1.Alleen gezinsleden van een vreemdeling als bedoeld in artikel 29, eerste lid, van de Vw 2000 die aan de in het tweede en vierde lid gestelde vereisten voldoen, kunnen in aanmerking komen voor een afgeleide asielvergunning. Een vreemdeling als bedoeld in artikel 29, eerste lid, van de Vw 2000 is een vreemdeling aan wie verweerder een verblijfsvergunning asiel voor bepaalde tijd kan verlenen op één van de in het eerste lid opgenomen gronden. Aan een Nederlander kan geen verblijfsvergunning asiel voor bepaalde tijd worden verleend op de genoemde gronden.
2.PB 2003 L 251, met rectificatie in PB 2012 L 71.
3.Artikelen 1, 2, aanhef en onder a, en 3, derde lid, van de Gezinsherenigingsrichtlijn.
4.Artikel 29, tweede en vierde lid, van de Vw 2000 en paragraaf C2/4.1 van de Vreemdelingencirculaire 2000 (Vc 2000).
5.Zie onder meer de uitspraak van de Afdeling bestuursrechtspraak van de Raad van State (de Afdeling) van 5 november 2019, ECLI:NL:RVS:2019:3697, onder 7.1.

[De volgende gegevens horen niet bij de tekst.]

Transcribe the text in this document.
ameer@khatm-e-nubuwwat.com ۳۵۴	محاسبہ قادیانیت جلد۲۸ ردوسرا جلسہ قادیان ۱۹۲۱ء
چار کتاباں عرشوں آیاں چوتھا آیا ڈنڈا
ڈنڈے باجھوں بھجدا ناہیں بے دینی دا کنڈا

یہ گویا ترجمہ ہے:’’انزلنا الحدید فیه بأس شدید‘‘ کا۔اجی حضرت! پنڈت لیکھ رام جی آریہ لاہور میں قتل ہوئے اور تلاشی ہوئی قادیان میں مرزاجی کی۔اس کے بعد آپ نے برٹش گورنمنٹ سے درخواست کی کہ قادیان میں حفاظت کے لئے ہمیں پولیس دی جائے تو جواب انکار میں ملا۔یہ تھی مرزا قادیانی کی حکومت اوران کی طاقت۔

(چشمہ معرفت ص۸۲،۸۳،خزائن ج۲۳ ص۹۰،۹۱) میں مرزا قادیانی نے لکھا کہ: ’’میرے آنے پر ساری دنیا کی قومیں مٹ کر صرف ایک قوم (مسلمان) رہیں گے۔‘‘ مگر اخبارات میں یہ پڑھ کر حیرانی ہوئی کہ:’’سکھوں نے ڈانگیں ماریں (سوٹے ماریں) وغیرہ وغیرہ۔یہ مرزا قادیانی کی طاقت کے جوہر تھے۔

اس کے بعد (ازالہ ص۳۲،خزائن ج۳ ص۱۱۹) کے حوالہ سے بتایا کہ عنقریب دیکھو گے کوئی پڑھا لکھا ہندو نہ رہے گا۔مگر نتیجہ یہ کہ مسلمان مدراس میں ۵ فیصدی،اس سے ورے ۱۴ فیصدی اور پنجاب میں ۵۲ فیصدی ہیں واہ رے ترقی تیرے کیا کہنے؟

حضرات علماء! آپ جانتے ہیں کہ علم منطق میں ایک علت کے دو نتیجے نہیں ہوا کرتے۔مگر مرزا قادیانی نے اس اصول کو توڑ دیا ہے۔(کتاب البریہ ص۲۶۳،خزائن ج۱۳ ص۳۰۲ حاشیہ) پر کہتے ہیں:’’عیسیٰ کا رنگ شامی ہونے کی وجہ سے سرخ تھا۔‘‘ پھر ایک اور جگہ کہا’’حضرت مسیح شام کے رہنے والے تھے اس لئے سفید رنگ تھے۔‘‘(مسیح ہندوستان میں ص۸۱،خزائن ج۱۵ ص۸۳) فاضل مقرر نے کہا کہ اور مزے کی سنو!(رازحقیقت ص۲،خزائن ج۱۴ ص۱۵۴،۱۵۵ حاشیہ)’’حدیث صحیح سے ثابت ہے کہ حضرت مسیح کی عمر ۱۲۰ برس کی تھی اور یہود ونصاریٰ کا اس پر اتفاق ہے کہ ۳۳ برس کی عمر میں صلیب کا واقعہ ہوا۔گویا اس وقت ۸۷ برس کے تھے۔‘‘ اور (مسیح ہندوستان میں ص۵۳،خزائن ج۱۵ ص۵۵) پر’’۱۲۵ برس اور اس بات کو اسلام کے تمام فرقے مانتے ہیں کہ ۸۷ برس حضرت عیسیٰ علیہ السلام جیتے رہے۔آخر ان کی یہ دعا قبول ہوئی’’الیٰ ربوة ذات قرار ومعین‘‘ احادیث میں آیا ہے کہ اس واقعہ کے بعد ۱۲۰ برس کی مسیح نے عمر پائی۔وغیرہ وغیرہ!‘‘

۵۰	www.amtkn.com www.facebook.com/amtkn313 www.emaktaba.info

6.Zie de uitspraken van de Afdeling van 5 november 2019, ECLI:NL:RVS:2019:3697, onder 8.5, en van 29 maart 2019, ECLI:NL:RVS:2019:982, onder 11.
7.Zie de uitspraken van de Afdeling van 5 november 2019, ECLI:NL:RVS:2019:3697, onder 8.5, en van 29 maart 2019, ECLI:NL:RVS:2019:982, onder 11.
8.Zie bijvoorbeeld de uitspraak van de Afdeling van 4 april 2019, ECLI:NL:RVS:2019:1003.
9.Zie de uitspraak van de Afdeling van 29 maart 2019, ECLI:NL:RVS:2019:982, onder 10.1.
10.Volgens het jongvolwassenenbeleid van verweerder, paragraaf B7/3.8.1 van de Vc 2000.